How does a 7-2-1 team finish No. 3 in the country, like this one did? By defeating four major conference champs in the Big 8 (Oklahoma), Southwest (Texas), Pac 8 (No. 2 USC) and Big Ten (co-champ Purdue), and tying a fifth in the Ivy League (Penn).

Head coach Frank Leahy coached four national title teams at Notre Dame and two other unbeatens, but he was proud of this team as much as any because of the schedule it had to navigate (including a 22-19 upset loss at home to Pitt).


3. 1978: Devine Ending

The defending national champions with head coach Dan Devine and QB Joe Montana opened 0-2 with home losses to Missouri and Michigan, but then reeled off eight consecutive wins against a slate that included at co-Big Ten champ Michigan State and other top-20 teams such as Purdue, Pitt, Navy and Georgia Tech, not to mention Tennessee, before a controversial 27-25 loss at co-national champ USC.

The .709 winning percentage by the opponents is the highest since the NCAA began keeping the stat in 1977 — and that doesn’t even including defeating 9-3 Houston, 35-34, in the Cotton Bowl to finish No. 7 in the AP poll. Overall, the 86-34-2 mark by the opposition was a remarkable .713 winning percentage.


2. 1989: Left At The Altar

Holtz’s 12-1 Irish defeated seven teams that finished in the AP Top 18, highlighted by a 21-6 victory over 11-0 and No. 1 Colorado in the Orange Bowl. Also vanquished were Big Ten champ Michigan in Ann Arbor and Pac-10/Rose Bowl champ USC. Alas, the Irish finished No. 2 to Miami, which defeated the Irish head-to-head in November and received the nod despite also having one loss.


1. 1943: Toughest Ever

Leahy’s third Irish edition joins Nebraska 1971 as the only two in history to defeat the teams that finished 2 (14-13 versus semi-pro war team Iowa Pre-Flight), No. 3 (35-12 at Michigan) and No. 4 (33-6 against Navy at Cleveland).

Oh, by the way it also won against the teams that finished No. 9 (Northwestern), No. 11 (Army) and No. 13 (Georgia Tech). Its lone defeat came in the closing seconds of the finale to another semi-pro war team, Great Lakes, on a Hail Mary pass (the one school that should never lose on such a play).

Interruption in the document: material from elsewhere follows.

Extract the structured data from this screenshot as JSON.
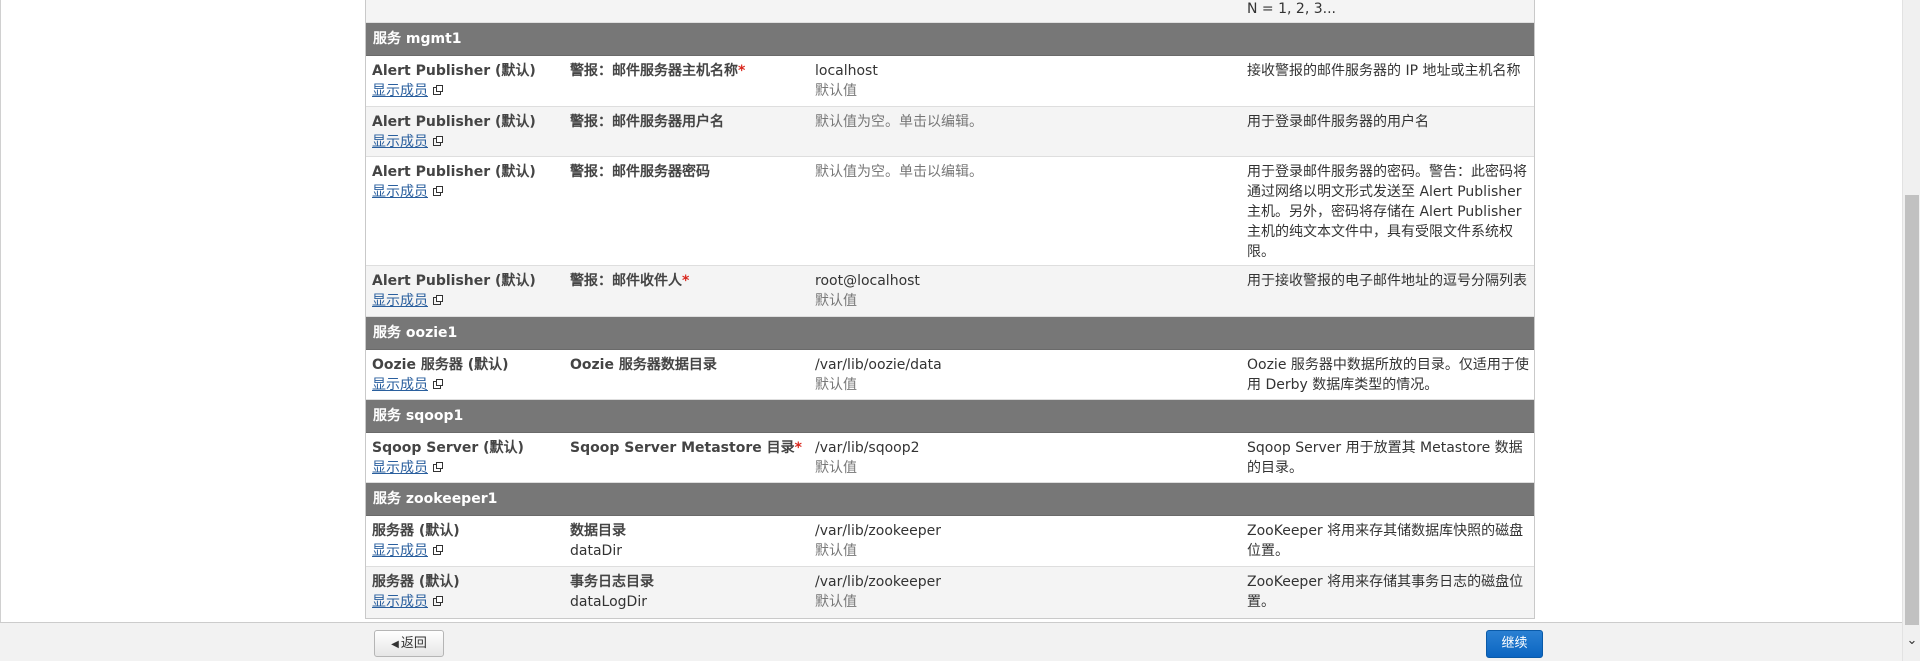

That 1943 team is the only one in college football history to lose its regular-season finale, not play in a bowl and still finish No. 1. Never was an exception as deserving as that 9-1 Notre Dame squad.

Seven of the 10 teams it faced that year finished in the AP Top 13. Even the three that didn’t (Pitt, Wisconsin and Illinois) had respectable traditions. Pitt was the “Team of The 1930s” under Jock Sutherland, Wisconsin finished No. 3 a year earlier, and the Illini came in at No. 15 in 1944. Furthermore, only three of the 10 games played by the Irish in 1943 were at home.